Friday, June 5, 2015

Reinforcement Learning, Control, and 3D Visualization

Over the last few months I've spent a lot of time studying optimal control and reinforcement learning. Aside from reading, one of the best ways to learn about something is to do it yourself, which in this case means a lot of playing around with the well known algorithms, and for those I really like, including them into dlib, which is the subject of this post.  So far I've added two methods, the first, added in a previous dlib release was the well known least squares policy iteration reinforcement learning algorithm.  The second, and my favorite so far due to its practicality, is a tool for solving model predictive control problems.

There is a dlib example program that explains the new model predictive control tool in detail.  But the basic idea is that it takes as input a simple linear equation defining how some process evolves in time and then tells you what control input you should apply to make the process go into some user specified state.  For example, imagine you have an air vehicle with a rocket on it and you want it to hover at some specific location in the air.  You could use a model predictive controller to find out what direction to fire the rocket at each moment to get the desired outcome.  In fact, the dlib example program is just that.  It produces the following visualization where the vehicle is the black dot and you want it to hover at the green location.  The rocket thrust is shown as the red line:


Another fun new tool in dlib is the perspective_window.  It's a super easy to use tool for visualizing 3D point cloud data.  For instance, the included example program shows how to make this:


Finally, Patrick Snape contributed Python bindings for dlib's video tracker, so now you can use it from Python.  To try out these new tools download the newest dlib release.



8 comments :

Zubrycki Igor said...

you should play with ADRC (Active disturbance rejection control) it is quite powerful and robust

Shuang Liu said...

Hi Davis,

Is there anyway to make the frontal face detector to use all the cores available when it's running on a single image?

Davis King said...

No, that's not one of its features.

Shuang Liu said...

But is it possible though? Pyr every image beforehand and use openmp parallel for to extract feature and such?

Shuang Liu said...

Hi Davis, correlation tracker is very slow on my machine (i7, 32GB desktop) when I enable use blas and lapack, it seems be spending lots of time on

Function Name Total CPU (%) Self CPU (%) Total CPU (ms) Self CPU (ms) Module
- dlib::blas_bindings::matrix_assign_blas_helper,0,1,dlib::memory_manager_stateless_kernel_1,dlib::row_major_layout>,dlib::matrix,0,1,dlib::memory_manager_stateless_kernel_1,dlib::row_major_layout>,void>::assign 32.06 % 0.06 % 513 1 linear.exe

Is there a way to fix this? i.e. not calling blas routine on complex number operation ?

Davis King said...

Does this help? http://dlib.net/faq.html#Whyisdlibslow

James Harper said...

It's normal (60fps) if I disabled Blas. I'm using a cmake optimization script to detect available instruction set and I am sure it's using sse and avx in release mode. It seems to be a memory transfer problem (5~6 fps with use_blas).

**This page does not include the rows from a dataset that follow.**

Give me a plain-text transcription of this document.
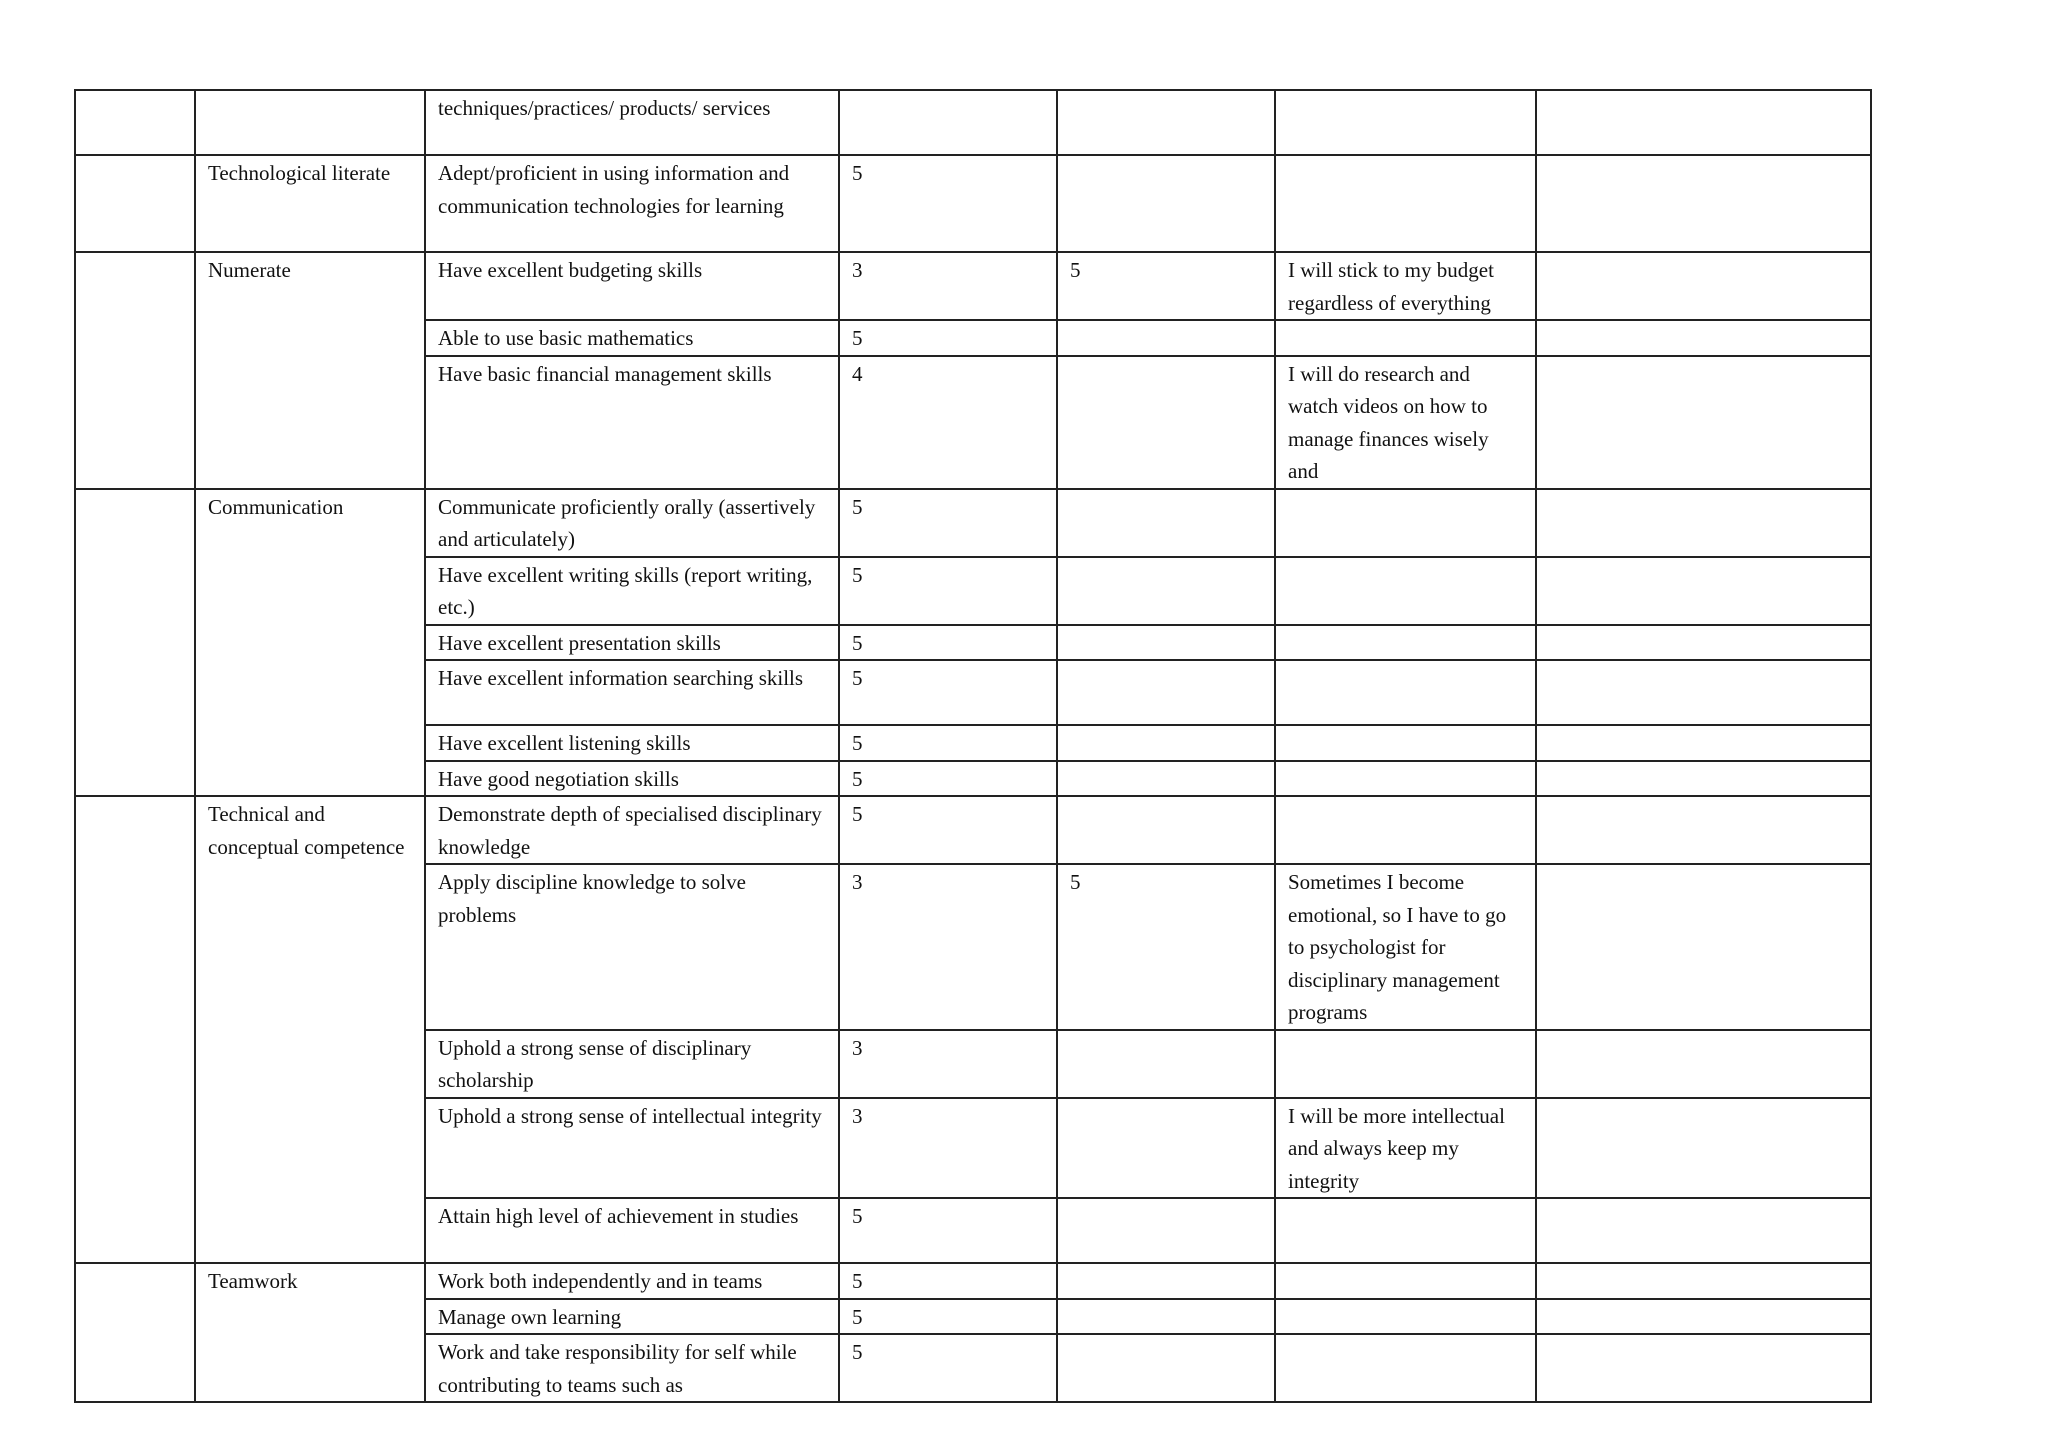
		techniques/practices/ products/ services				
	Technological literate	Adept/proficient in using information and communication technologies for learning	5			
	Numerate	Have excellent budgeting skills	3	5	I will stick to my budget regardless of everything	
		Able to use basic mathematics	5			
		Have basic financial management skills	4		I will do research and watch videos on how to manage finances wisely and	
	Communication	Communicate proficiently orally (assertively and articulately)	5			
		Have excellent writing skills (report writing, etc.)	5			
		Have excellent presentation skills	5			
		Have excellent information searching skills	5			
		Have excellent listening skills	5			
		Have good negotiation skills	5			
	Technical and conceptual competence	Demonstrate depth of specialised disciplinary knowledge	5			
		Apply discipline knowledge to solve problems	3	5	Sometimes I become emotional, so I have to go to psychologist for disciplinary management programs	
		Uphold a strong sense of disciplinary scholarship	3			
		Uphold a strong sense of intellectual integrity	3		I will be more intellectual and always keep my integrity	
		Attain high level of achievement in studies	5			
	Teamwork	Work both independently and in teams	5			
		Manage own learning	5			
		Work and take responsibility for self while contributing to teams such as	5			
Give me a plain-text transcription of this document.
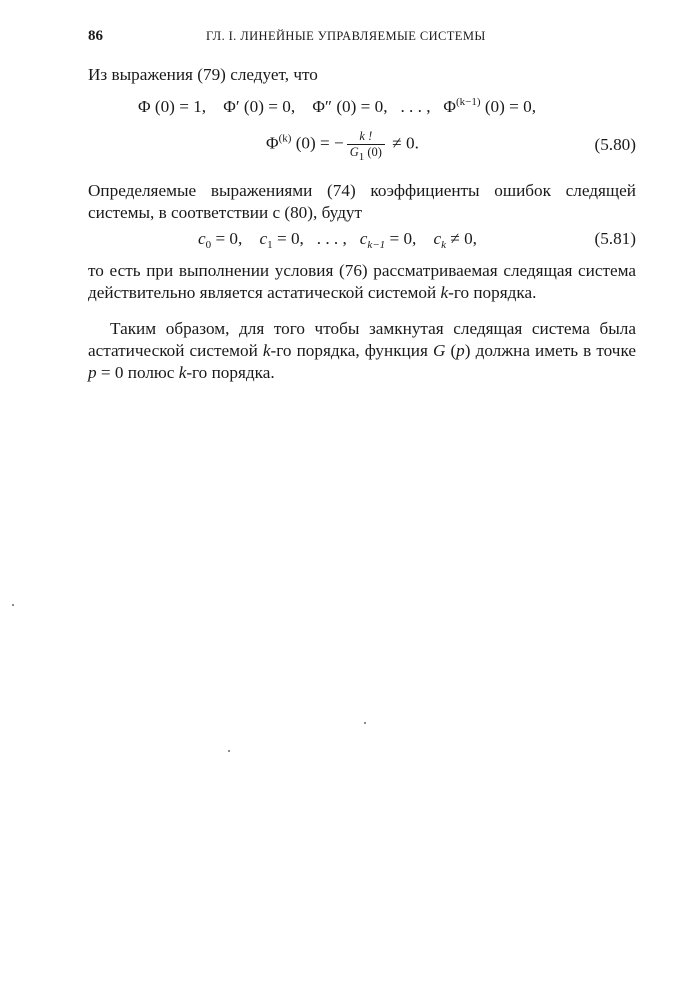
86	ГЛ. I. ЛИНЕЙНЫЕ УПРАВЛЯЕМЫЕ СИСТЕМЫ
Из выражения (79) следует, что
Φ (0) = 1, Φ′ (0) = 0, Φ″ (0) = 0, . . . , $\Phi^{(k-1)}$ (0) = 0,
$\Phi^{(k)}$ (0) = − $\frac{k !}{G_1 (0)} \ne 0$.	(5.80)
Определяемые выражениями (74) коэффициенты ошибок следящей системы, в соответствии с (80), будут
$c_0 = 0$, $c_1 = 0$, . . . , $c_{k-1} = 0$, $c_k \ne 0$,	(5.81)
то есть при выполнении условия (76) рассматриваемая следящая система действительно является астатической системой k-го порядка.
Таким образом, для того чтобы замкнутая следящая система была астатической системой k-го порядка, функция G (p) должна иметь в точке p = 0 полюс k-го порядка.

Also I noticed the svd routine is giving different results with use_lapack enabled. Apparently on matrix lager than 3x3 the algorithm in numerical recipe gives different results than Lapack. Disabling lapack will break my app.

Davis King said...

I don't see such large differences between using or not using blas on my machines. I always use either the Intel MKL or OpenBLAS since those are high quality blas implementations. However, there are a lot of bad ones or improperly compiled blas libraries floating around. Many that don't compute matrix decompositions correctly or have other problems. You have probably installed one of those.